A randomized, double-blind, placebo-controlled trial of Rifaximin, a nonabsorbable antibiotic, in the treatment of tropical enteropathy

Authors: TREHAN, INDI - Washington University School Of Medicine; SHULMAN, ROBERT - Children'S Nutrition Research Center (CNRC); OU, CHING-NAN - Baylor College Of Medicine; MALETA, KENNETH - University Of Malawi; MANARY, MARK - University Of Malawi

Submitted to: American Journal of Gastroenterology
Publication Type: Peer Reviewed Journal
Publication Acceptance Date: 4/7/2009
Publication Date: 9/1/2009
Citation: Trehan, I., Shulman, R.J., Ou, C., Maleta, K., Manary, M.J. 2009. A randomized, double-blind, placebo-controlled trial of Rifaximin, a nonabsorbable antibiotic, in the treatment of tropical enteropathy. American Journal of Gastroenterology. 104(9):2326-2333.

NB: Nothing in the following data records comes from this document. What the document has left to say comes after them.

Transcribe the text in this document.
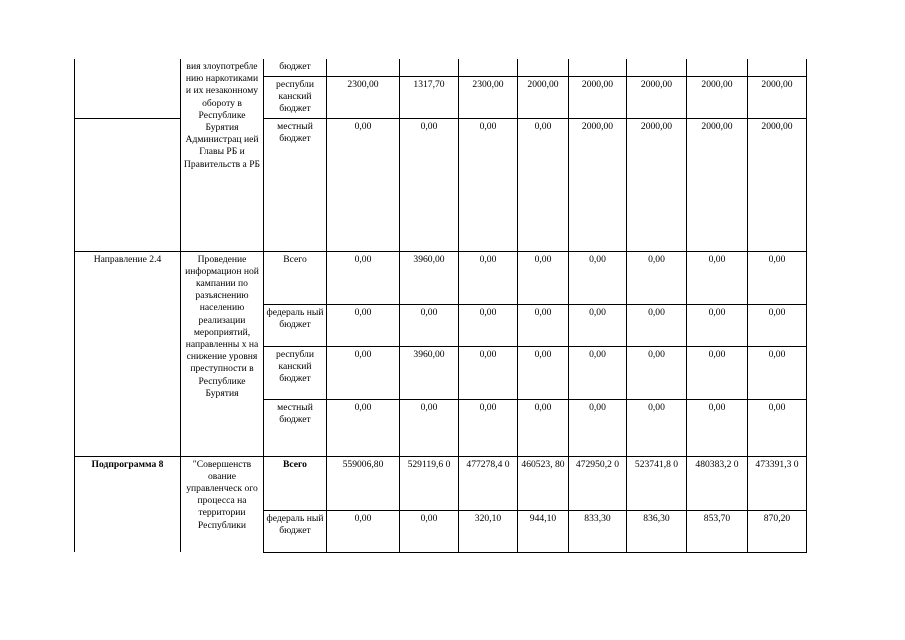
	вия злоупотребле нию наркотиками и их незаконному обороту в Республике Бурятия Администрац ией Главы РБ и Правительств а РБ	бюджет								
		республи канский бюджет	2300,00	1317,70	2300,00	2000,00	2000,00	2000,00	2000,00	2000,00
		местный бюджет	0,00	0,00	0,00	0,00	2000,00	2000,00	2000,00	2000,00
Направление 2.4	Проведение информацион ной кампании по разъяснению населению реализации мероприятий, направленны х на снижение уровня преступности в Республике Бурятия	Всего	0,00	3960,00	0,00	0,00	0,00	0,00	0,00	0,00
		федераль ный бюджет	0,00	0,00	0,00	0,00	0,00	0,00	0,00	0,00
		республи канский бюджет	0,00	3960,00	0,00	0,00	0,00	0,00	0,00	0,00
		местный бюджет	0,00	0,00	0,00	0,00	0,00	0,00	0,00	0,00
Подпрограмма 8	"Совершенств ование управленческ ого процесса на территории Республики	Всего	559006,80	529119,6 0	477278,4 0	460523, 80	472950,2 0	523741,8 0	480383,2 0	473391,3 0
		федераль ный бюджет	0,00	0,00	320,10	944,10	833,30	836,30	853,70	870,20
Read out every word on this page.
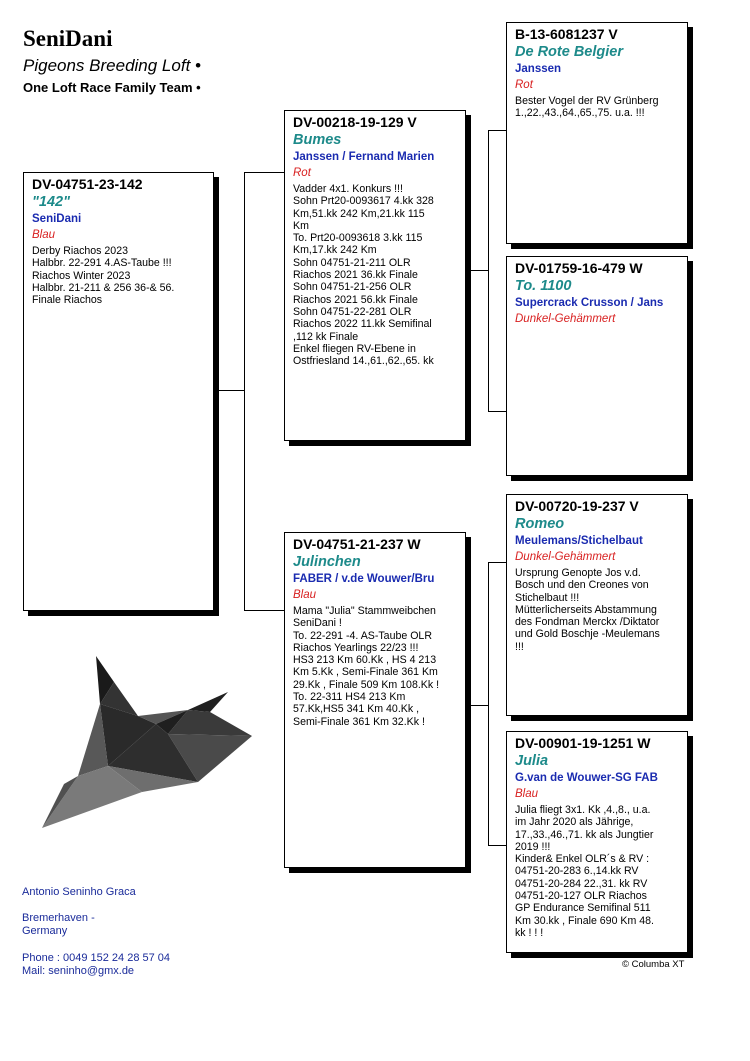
SeniDani
Pigeons Breeding Loft •
One Loft Race Family Team •
DV-04751-23-142
"142"
SeniDani
Blau
Derby Riachos 2023
Halbbr. 22-291 4.AS-Taube !!!
Riachos Winter 2023
Halbbr. 21-211 & 256 36-& 56.
Finale Riachos
DV-00218-19-129 V
Bumes
Janssen / Fernand Marien
Rot
Vadder 4x1. Konkurs !!!
Sohn Prt20-0093617 4.kk 328
Km,51.kk 242 Km,21.kk 115
Km
To. Prt20-0093618 3.kk 115
Km,17.kk 242 Km
Sohn 04751-21-211 OLR
Riachos 2021 36.kk Finale
Sohn 04751-21-256 OLR
Riachos 2021 56.kk Finale
Sohn 04751-22-281 OLR
Riachos 2022 11.kk Semifinal
,112 kk Finale
Enkel fliegen RV-Ebene in
Ostfriesland 14.,61.,62.,65. kk
DV-04751-21-237 W
Julinchen
FABER / v.de Wouwer/Bru
Blau
Mama "Julia" Stammweibchen
SeniDani !
To. 22-291 -4. AS-Taube OLR
Riachos Yearlings 22/23 !!!
HS3 213 Km 60.Kk , HS 4 213
Km 5.Kk , Semi-Finale 361 Km
29.Kk , Finale 509 Km 108.Kk !
To. 22-311 HS4 213 Km
57.Kk,HS5 341 Km 40.Kk ,
Semi-Finale 361 Km 32.Kk !
B-13-6081237 V
De Rote Belgier
Janssen
Rot
Bester Vogel der RV Grünberg
1.,22.,43.,64.,65.,75. u.a. !!!
DV-01759-16-479 W
To. 1100
Supercrack Crusson / Jans
Dunkel-Gehämmert
DV-00720-19-237 V
Romeo
Meulemans/Stichelbaut
Dunkel-Gehämmert
Ursprung Genopte Jos v.d.
Bosch und den Creones von
Stichelbaut !!!
Mütterlicherseits Abstammung
des Fondman Merckx /Diktator
und Gold Boschje -Meulemans
!!!
DV-00901-19-1251 W
Julia
G.van de Wouwer-SG FAB
Blau
Julia fliegt 3x1. Kk ,4.,8., u.a.
im Jahr 2020 als Jährige,
17.,33.,46.,71. kk als Jungtier
2019 !!!
Kinder& Enkel OLR´s & RV :
04751-20-283 6.,14.kk RV
04751-20-284 22.,31. kk RV
04751-20-127 OLR Riachos
GP Endurance Semifinal 511
Km 30.kk , Finale 690 Km 48.
kk ! ! !
Antonio Seninho Graca
Bremerhaven -
Germany
Phone : 0049 152 24 28 57 04
Mail: seninho@gmx.de
© Columba XT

Interpretive Summary: Tropical enteropathy is a disorder of unknown cause associated with an abnormality in the integrity of the intestine. In order to determine if tropical enteropathy might be related to an overgrowth of bacteria in the small intestine, children aged 3 – 5 years from one village in Malawi were provided with an oral antibiotic or placebo. The children and caregivers were not aware of which treatment the children were receiving. The integrity of the intestine was measured using a simple urine sugar test. The results suggested that an overabundance of small intestinal bacteria do not play a role in tropical enteropathy.

Technical Abstract: Tropical enteropathy is characterized by an increased urinary lactulose-to-mannitol (L:M) ratio on a site-specific sugar absorption test and is associated with increased intestinal permeability and decreased nutrient absorptive capacity. The etiology of tropical enteropathy is postulated to be intestinal bacterial overgrowth. This study tested the hypothesis that treatment with a nonabsorbable, broad-spectrum antibiotic, rifaximin, reduces the L:M ratio in rural Malawian children, among whom tropical enteropathy is common. All children aged 3 – 5 years from one village were enrolled in a randomized, double-blind, placebo-controlled trial of treatment with rifaximin for 7 days. The L:M ratio was measured before and after treatment, and the change in the L:M ratio was the primary outcome. Secondary outcomes were changes in the urinary sucrose-to-lactulose (SUC:L) and sucralose-to-lactulose (SCL:L) ratios, as well as changes in the fractions of each test sugar recovered in the urine. A total of 144 children participated in this study, of whom 76% had an elevated L:M ratio on enrollment (L:M greater than or equal to 10). Children who received rifaximin did not show an improvement in their L:M ratio compared with those who received placebo (- 0.01 +/- 0.12 vs. 0.02 +/- 0.16, respectively, P = 0.51, mean +/- s.d.), nor were there significant differences between the two groups in excretion of lactulose, mannitol, sucralose, or sucrose, or in the SUC:L and SCL:L ratios. Rifaximin had no effect on the tropical enteropathy of 3 – 5-year-old Malawian children, suggesting that small-bowel bacterial overgrowth is not an important etiological factor in this condition.